The executive said about 100,000 testers will be part of the release candidate process.
Windows 2000 comprises a workstation version called Professional as well as various server-side versions targeted at different corporate computing tasks.
On the server side, Windows 2000 Server Standard Edition and Windows 2000 Advanced Server versions will come out simultaneously, while a third version--Windows 2000 Datacenter Server--will be released 90 to 120 days after the other versions ship, according to the company.
The upgrade is intended to help Microsoft play a greater role in high-end computing, a lucrative market now dominated by the likes of Sun Microsystems, IBM, Hewlett-Packard, and the former Digital Equipment arm of Compaq Computer, among others.
With the release of Windows 2000, Microsoft executives also hope to blunt the progress made by alternatives such as Linux.
Among the features in Windows 2000 is new directory technology called Active Directory, and a feature called IntelliMirror that will essentially allow a user to store an "image" of his desktop on a back-end Windows 2000 server system.

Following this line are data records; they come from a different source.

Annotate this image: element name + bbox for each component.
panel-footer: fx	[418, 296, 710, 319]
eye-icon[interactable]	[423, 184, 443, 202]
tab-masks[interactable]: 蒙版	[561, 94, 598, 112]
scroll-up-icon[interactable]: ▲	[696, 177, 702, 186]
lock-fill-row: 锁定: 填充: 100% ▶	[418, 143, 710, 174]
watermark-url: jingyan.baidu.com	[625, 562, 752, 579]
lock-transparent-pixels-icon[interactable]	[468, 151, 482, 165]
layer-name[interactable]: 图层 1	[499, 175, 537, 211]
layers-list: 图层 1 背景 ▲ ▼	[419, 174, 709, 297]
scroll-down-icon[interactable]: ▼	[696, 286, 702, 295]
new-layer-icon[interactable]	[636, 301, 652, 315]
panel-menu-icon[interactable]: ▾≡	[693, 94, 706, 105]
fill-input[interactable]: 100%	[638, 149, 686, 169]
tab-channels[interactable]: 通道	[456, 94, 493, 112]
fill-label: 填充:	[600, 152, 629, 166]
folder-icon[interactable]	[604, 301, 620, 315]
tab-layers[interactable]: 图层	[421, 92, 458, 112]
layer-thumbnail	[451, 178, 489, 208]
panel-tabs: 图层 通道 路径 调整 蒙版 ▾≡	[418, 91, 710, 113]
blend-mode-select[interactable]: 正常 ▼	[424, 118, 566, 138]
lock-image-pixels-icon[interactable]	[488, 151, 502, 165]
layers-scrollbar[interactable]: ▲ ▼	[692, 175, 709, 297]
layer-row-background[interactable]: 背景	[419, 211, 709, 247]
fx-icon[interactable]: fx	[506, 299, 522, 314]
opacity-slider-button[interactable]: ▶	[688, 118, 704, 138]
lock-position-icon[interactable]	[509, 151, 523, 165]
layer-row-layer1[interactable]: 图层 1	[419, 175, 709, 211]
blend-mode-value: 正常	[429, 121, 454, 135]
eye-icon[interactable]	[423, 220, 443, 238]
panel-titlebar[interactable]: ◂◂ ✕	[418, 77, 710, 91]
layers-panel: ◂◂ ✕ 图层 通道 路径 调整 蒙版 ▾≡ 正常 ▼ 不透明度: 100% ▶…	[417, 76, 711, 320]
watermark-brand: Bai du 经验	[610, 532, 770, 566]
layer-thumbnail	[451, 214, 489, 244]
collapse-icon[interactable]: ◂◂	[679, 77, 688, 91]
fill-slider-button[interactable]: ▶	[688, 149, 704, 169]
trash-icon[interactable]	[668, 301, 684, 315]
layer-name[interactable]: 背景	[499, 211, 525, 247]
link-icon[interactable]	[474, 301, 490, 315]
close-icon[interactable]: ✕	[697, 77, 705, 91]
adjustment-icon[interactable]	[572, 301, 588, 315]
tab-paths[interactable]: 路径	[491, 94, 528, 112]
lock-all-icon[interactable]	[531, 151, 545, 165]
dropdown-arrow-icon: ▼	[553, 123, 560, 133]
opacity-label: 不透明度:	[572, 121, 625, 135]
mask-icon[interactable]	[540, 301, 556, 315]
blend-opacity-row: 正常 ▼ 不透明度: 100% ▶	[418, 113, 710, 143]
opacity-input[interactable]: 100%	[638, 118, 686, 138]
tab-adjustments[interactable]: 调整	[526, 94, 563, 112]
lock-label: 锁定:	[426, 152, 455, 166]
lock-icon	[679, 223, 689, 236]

Analysts said the company has had ample time to make sure Windows 2000 is ready--a result of several delays in the development process. "They were able to work out the kinks beforehand," said Dwight Davis, software analyst with industry consultants Summit Strategies.
Now the company will need to focus on getting third-party software developers to finalize their own products for the Windows 2000 release. "The big issue for most people has been getting applications to run on it," Davis said.
There has been some confusion among third-party developers as to requirements for Windows 2000 certification, according to Davis. Microsoft will likely turn to those issues now that the release candidate is in the hands of testers, he said.
Microsoft's Beilinson said the recent release of an application compatibility "framework" for Windows 2000 should alleviate third-party concerns.